23 Miss. Code. R. 209-1.20

Current through October 31, 2024
Rule 23-209-1.20 - Continuous Positive Airway Pressure (CPAP) With or Without an In-Line Heated Humidifier
A. The Division of Medicaid defines continuous positive airway pressure (CPAP) with or without an in-line heated humidifier as a non-invasive provision of air pressure through nasal administration and a flow generator system to prevent collapse of the oropharyngeal walls during sleep. For the Division of Medicaid's purposes, apneas and hypopneas physiologically represent the same compromise, will be considered as equivalents, and will be referred to as "respiratory events."
B. The Division of Medicaid covers the rental of a CPAP during the three (3) month trial period for all beneficiaries when prior authorized by the Utilization Management and Quality Improvement Organization (UM/QIO), the Division of Medicaid or designated entity, when the following criteria is met:
1. [Reserved],
2. When one (1) of the following is met:
a) The beneficiary experiences fifteen (15) or more respiratory events per hour, or between five (5) and fourteen (14) respiratory events per hour with documentation of the following symptoms:
1) Excessive daytime sleepiness,
2) Impaired cognition,
3) Mood disorders or insomnia, or
4) Documented hypertension, ischemic heart disease, or history of stroke.
b) The beneficiary is a prepubescent child and the polysomnogram demonstrates an average of one (1) or more respiratory events per hour.
c) The beneficiary is a child who has documented measurements of increased end-tidal carbon dioxide (CO2) values that confirm the presence of obstructive sleep apnea.
d) The beneficiary has a diagnosis of upper airway resistance syndrome with the presence of at least ten (10) respiratory related electroencephalogram (EEG) arousals per hour of sleep accompanied by a history of clinically significant daytime sleepiness or documented excessive daytime sleepiness as determined by a Multiple Sleep Latency Test, with a significant reduction in EEG arousals following administration of CPAP.

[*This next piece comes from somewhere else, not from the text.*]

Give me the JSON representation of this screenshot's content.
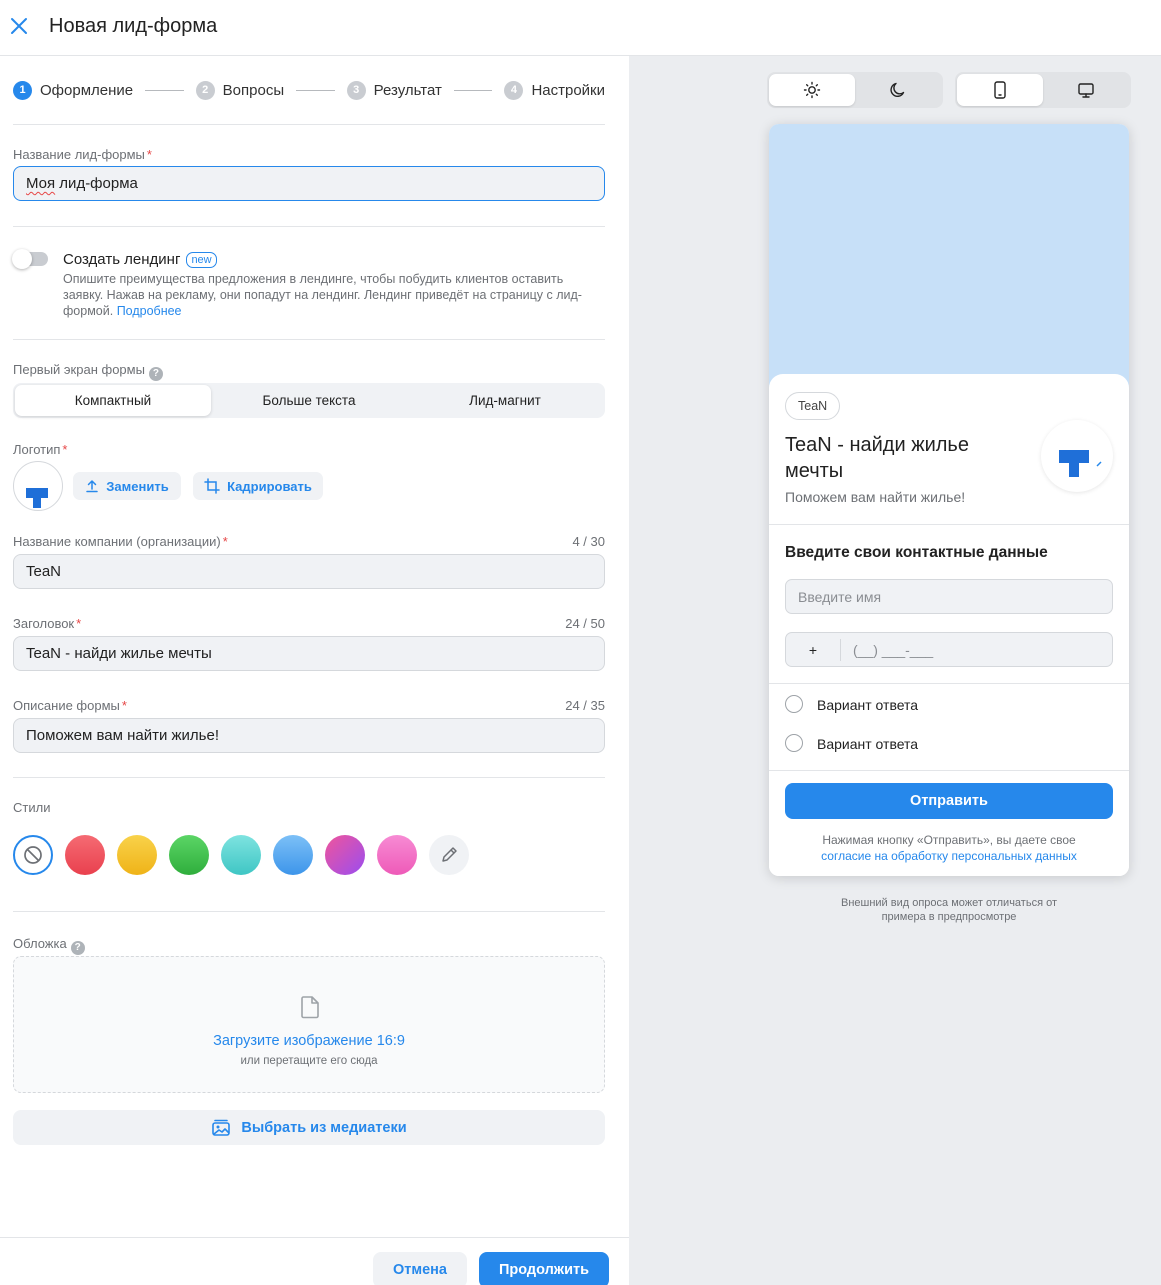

C. The Division of Medicaid will review, for determination of coverage for a CPAP, with appropriate documentation, the following medical conditions:
1. Persistent hypoxemia of oxygen saturation (SaO2) less than ninety percent (90%) during sleep even in the absence of obstructive sleep apnea,
2. Central sleep apnea,
3. Chronic alveolar hypoventilation syndrome,
4. Intrinsic lung disease,
5. Neuromuscular disease.
D. After the initial three (3) month trial period, the CPAP may be recertified up to seven (7) additional months with a CPAP Compliance Certificate of Medical Necessity completed by the ordering physician.
1. If the equipment was not effective or, if the beneficiary was non-compliant, the equipment must be returned to the vendor.

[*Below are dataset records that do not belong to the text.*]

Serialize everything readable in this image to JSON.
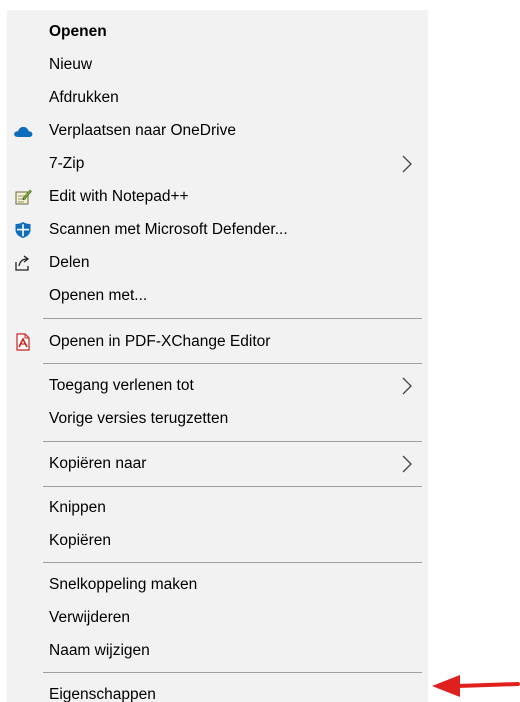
{
  "menu": {
    "items": [
      {
        "label": "Openen",
        "bold": true
      },
      {
        "label": "Nieuw"
      },
      {
        "label": "Afdrukken"
      },
      {
        "label": "Verplaatsen naar OneDrive",
        "icon": "onedrive-cloud-icon"
      },
      {
        "label": "7-Zip",
        "submenu": true
      },
      {
        "label": "Edit with Notepad++",
        "icon": "notepad-plus-plus-icon"
      },
      {
        "label": "Scannen met Microsoft Defender...",
        "icon": "microsoft-defender-icon"
      },
      {
        "label": "Delen",
        "icon": "share-icon"
      },
      {
        "label": "Openen met..."
      },
      {
        "label": "Openen in PDF-XChange Editor",
        "icon": "pdf-xchange-icon"
      },
      {
        "label": "Toegang verlenen tot",
        "submenu": true
      },
      {
        "label": "Vorige versies terugzetten"
      },
      {
        "label": "Kopiëren naar",
        "submenu": true
      },
      {
        "label": "Knippen"
      },
      {
        "label": "Kopiëren"
      },
      {
        "label": "Snelkoppeling maken"
      },
      {
        "label": "Verwijderen"
      },
      {
        "label": "Naam wijzigen"
      },
      {
        "label": "Eigenschappen"
      }
    ]
  },
  "colors": {
    "menu_background": "#f2f2f2",
    "separator": "#a0a0a0",
    "annotation_arrow": "#e0201c",
    "onedrive_blue": "#0f6cbd"
  }
}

2. The rental fees paid for the three (3) month trial period will apply toward the maximum reimbursement for purchase.
3. After ten (10) consecutive months of rental, including the trial period, the CPAP is owned by the beneficiary.
E. The Division of Medicaid reimburses the DME supplier for the supplies listed below:
1. Full face mask used with a positive airway pressure device,
2. Face mask interface, replacement for full face mask,
3. Replacement pillows for nasal application device,
4. Replacement cushion for nasal mask interface,
5. Nasal interface, either a mask or cannula type, used with positive airway pressure device with or without head strip,
6. Headgear used with positive airway pressure device,
7. Chin strap used with positive airway pressure device,
8. Tubing used with positive airway pressure device,
9. Disposable Filter, used with positive airway pressure device,
10. Non-Disposable Filter, used with positive airway pressure device,
11. Oral interface used with positive airway pressure device,
12. Combination oral/nasal CPAP mask,
13. Replacement oral cushion for oral/nasal mask,
14. Replacement nasal pillows for oral/nasal mask, and
15. Humidifier water chamber.
F. Division of Medicaid does not cover for more than the usual maximum replacement amount unless documentation is submitted that justifies a larger quantity in the individual case.

23 Miss. Code. R. 209-1.20

42 U.S.C. § 1395 m; Miss. Code Ann. §§ 43-13-117, 43-13-121.